Which is not to say that the political waters would suddenly part, allowing women to walk serenely into office. “You can know you’re the best person for the job, and come out of a tearjerker of a training session, having just been inspired by the first Somali refugee to gain elected office,” Vilardi said. “But the world is still gonna come at you and tell you that Jim Smith, Jr. has been waiting for ten years and is next in line for that seat you want to run for.”

For all the obstacles first-time female candidates face, Vilardi noticed a refreshingly new mind-set post 2016. “The ‘Am I qualified?’ stuff we used to hear, when women would talk themselves out of running for office—what is the time management going to be, wondering how they’ll talk to their husband or partner or boss about this, worrying that they can’t make this work with their job, or that legislatures pay crap—now all of that is being negotiated in a positive way.” Instead of talking themselves out of it, they’re talking themselves into it. “It’s like lightbulbs are going off everywhere,” Vilardi said. “Prior to the 2016 election, two-thirds of VoteRunLead women would tell us they wanted a five-year plan. Now sixty percent want to run by 2020.”

Part of it was a feeling of urgency in response to what had recently been exposed, after years of the myth that it was in abeyance: sexism. When Tresa Undem conducted a poll in December 2016 asking if the Trump campaign and election had made voters “think more about sexism in our society,” 40 percent of respondents said yes. In November 2017, when she asked whether the news about sexual harassment and assault made people think more about societal sexism, 73 percent said that it did. In December 2016, 52 percent of those surveyed by Undem said that the country would be better off with more women in office; in November 2017, 69 percent gave that answer. And in 2016, 65 percent of people Undem had polled had felt that men held more positions of power in society than women; in 2017, that number had risen to 87 percent.9 “As pollsters, we don’t see shifts in attitudes this big,” Undem said, also noting that women were using the word “misogyny,” a word she’d rarely, if ever, heard in previous years.
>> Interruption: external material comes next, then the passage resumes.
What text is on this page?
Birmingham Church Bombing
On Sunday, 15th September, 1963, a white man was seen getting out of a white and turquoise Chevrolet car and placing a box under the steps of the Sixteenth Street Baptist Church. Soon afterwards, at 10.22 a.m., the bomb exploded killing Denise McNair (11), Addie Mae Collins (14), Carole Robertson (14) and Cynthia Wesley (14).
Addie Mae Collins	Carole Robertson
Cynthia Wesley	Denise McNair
The sight of so many women rushing to occupy elected office is almost sure to draw out antagonists. All reassurances to the contrary, this is a zero-sum game: If women gain greater political power, white men lose some of theirs. After a 2018 Indiana primary propelled multiple women to wins, a law professor named Kenneth Dau-Schmidt wrote to his local paper, describing how “disturbed” he was by the results. “The fact that all women candidates won, even against accomplished male incumbents,” he wrote, “was troubling.” It was clear to Dau-Schmidt that “hundreds of Democratic women are voting just for female candidates based on their gender.” It had apparently never occurred to him that the history of electoral politics in America was one of voters pulling levers for candidates based on their gender, but he was certainly not alone in his irritation, and his response felt particularly resonant as we lived through the potent and damaging backlash to the election of Barack Obama and the symbolic threat of Hillary Clinton, the real and presumptive victories that had landed us with the Tea Party and eventually the Trump presidency.

Andrea Steele of Emerge America, which trains Democratic women candidates in twenty-four states, worked on Carol Moseley Braun’s campaign in 1992 and remembered the drop-off in women candidates that happened after 1992. “We thought everything was going to change,” she said, recalling the deep disappointment when it didn’t. “The difference between then and now is we have infrastructure. EMILY’s List is stronger, Emerge is growing its support structure, there are state organizations helping to fund candidates. And a big part of what we’ve seen over the years is that when women get into politics, they start bringing other women in.”